The ANGLABHARTI methodology was used to design a functional prototype for English to Hindi on Sun system. Feasibility on extending this for English to Telugu/Tamil was also demonstrated. Thereafter, during 1995-97, the DOE/MIT TDIL programme funded a project for porting the English to Hindi translation software on a PC platform in Linux for translating English Health Slogans into Hindi. ER & DCI Lucknow/Noida (now CDAC Noida) was associated with the project for field testing and packaging the software. In year 2000 the project received further funding for making it more comprehensive. The outcome of this project has been release of the first version of the software named AnglaHindi (an English to Hindi version based on Anglabharti approach) which accepts wide variety of English text. AnglaHindi software technology has been transferred to two organizations and is being made available on both the Linux and Windows platforms. Language Generation}, in the sense that the latter has also to decide `what to say' (the strategic level) in addition to `how to say it' (the tactical level).

It may be noted that by having different text generators using the same rule-base and sense disambiguator, a generic MT system is obtained for a host of target languages. We have used Paninian framework for synthesising the Indian language text.

AnglaBharti-II

 

In 2004, phase-II of system development has been launched which addresses many of the shortcomings of the earlier architecture. This has been named AnglaBharti-II.

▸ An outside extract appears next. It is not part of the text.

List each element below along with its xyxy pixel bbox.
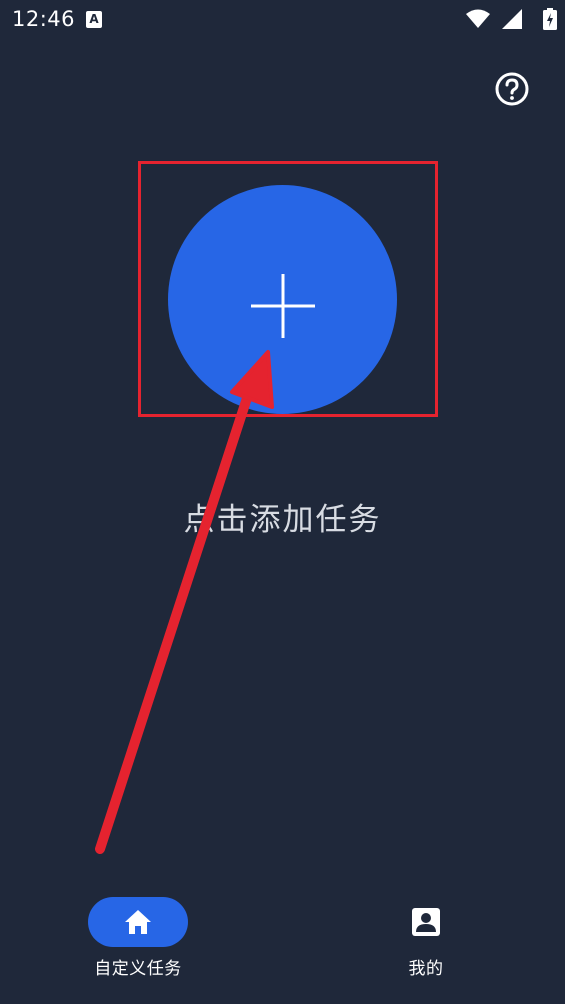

AnglaBharti-II uses a generalized example-base (GEB) for hybridization besides a raw example-base (REB). During the development phase, when it is found that the modification in the rule-base is difficult and may result in unpredictable results, the example-base is grown interactively by augmenting it. At the time of actual usage, the system first attempts a match in REB and GEB before invoking the rule-base. In AnglaBharti-II, we have made provision for automated pre-editing & paraphrasing, generalized & conditional multi-word expressions, recognition of named-entities and incorporated an error-analysis module and statistical language-model for automated post-editing. The purpose of automatic pre-editing module is to transform/paraphrase the input sentence to a form which is more easily translatable. Automated pre-editing may even fragment an input sentence if the fragments are easily translatable and positioned in the final translation Such fragmentation may be triggered by in case of a failure of translation by the 'failure analysis' module. The failure analysis consists of heuristics on speculating what might have gone wrong. The entire system is pipelined with various sub-modules. All these have contributed significantly to greater accuracy and robustness to the system.